Install Multiple Instances on UNIX
Follow these steps
:
  1. Navigate to the location where you downloaded the installer.
  2. Execute the following command to initiate the installer:
    Solaris: sh ca-proxy-12.5-sol.bin
    Linux: sh ca-proxy-12.5-rhel30.bin
  3. Review the installation requirements and press Enter to continue.
  4. Follow the screen prompt to read the license agreement.
  5. Type 
    Y
     when prompted to accept the license agreement and press Enter.
  6. Type 
    1
     to install a new instance.
  7. Review the criteria to name an instance, enter a name for the new instance, and press Enter.
  8. Specify the installation location and press Enter.
  9. Choose the Java binary that is in the bin folder of the JDK installation. Type the number and press Enter.
  10. Review the install summary and press Enter.
  11. Exit the installer when the installation is complete.
  12. (Optional) To install more instances, perform Steps 2-11 on the same computer.

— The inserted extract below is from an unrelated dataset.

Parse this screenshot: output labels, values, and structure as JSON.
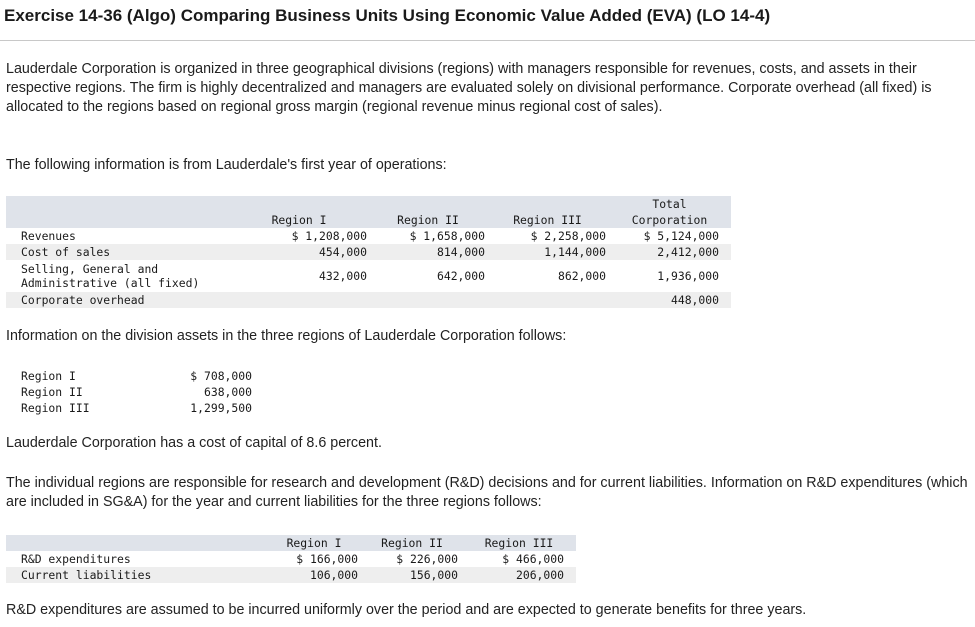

Proceed with the configuration of each instance.
Reinstall 
CA Access Gateway
 
You can reinstall 
CA Access Gateway
 to troubleshoot configuration issues.
Reinstall on Windows
Follow these steps
:
  1. Navigate to the location where you downloaded the installer.
  2. Double-click
    ca-proxy-version-win64.exe
    .
  3. Review the installation requirements and click Next.
  4. Accept the license agreement and click Next.
  5. Choose 
    View existing instances
     and click Next.
    A list of instances that are installed on the computer is displayed.
  6. Select the instance and click Next.
    CA Access Gateway
     verifies if the selected instance can be reinstalled or upgraded, and displays a message accordingly.
  7. If the selected instance can be reinstalled, click OK.
Reinstall on UNIX
Follow these steps
:
  1. Navigate to the location where you downloaded the installer.
  2. Execute the following command to initiate the installer:
    Solaris: sh ca-proxy-12.6-sol-64.bin
    Linux: sh ca-proxy-12.6-rhas64.bin
  3. Review the installation requirements and press Enter to continue.
  4. Follow the screen prompt to read the license agreement.
  5. Type 
    Y
     when prompted to accept the license agreement and press Enter.
  6. Type 
    2
     and press Enter.
    A list of instances that are installed on the computer is displayed.
  7. Select the instance and click Next.
    CA Access Gateway
     verifies if the selected instance can be reinstalled or upgraded, and displays a message accordingly. 
  8. If the selected instance can be reinstalled, press Enter.
Uninstall 
CA Access Gateway
To uninstall from Windows, perform the following steps:
  1. Open the command prompt and navigate to the root installation directory.
  2. Execute the following command for each instance you want to uninstall:
    ca-sps-uninstall.cmd
To uninstall from UNIX, perform the following steps:
  1. Open a console window and navigate to the root installation directory.
  2. Execute the following command to source the 
    CA Access Gateway
     environment:
    source ca_sps_env.sh
  3. Run the following program:
    ./ca-sps-uninstall.sh
If you have modified any files such as server.conf, the uninstall program does not remove these files or their parent folders automatically. You must delete the files and folders manually.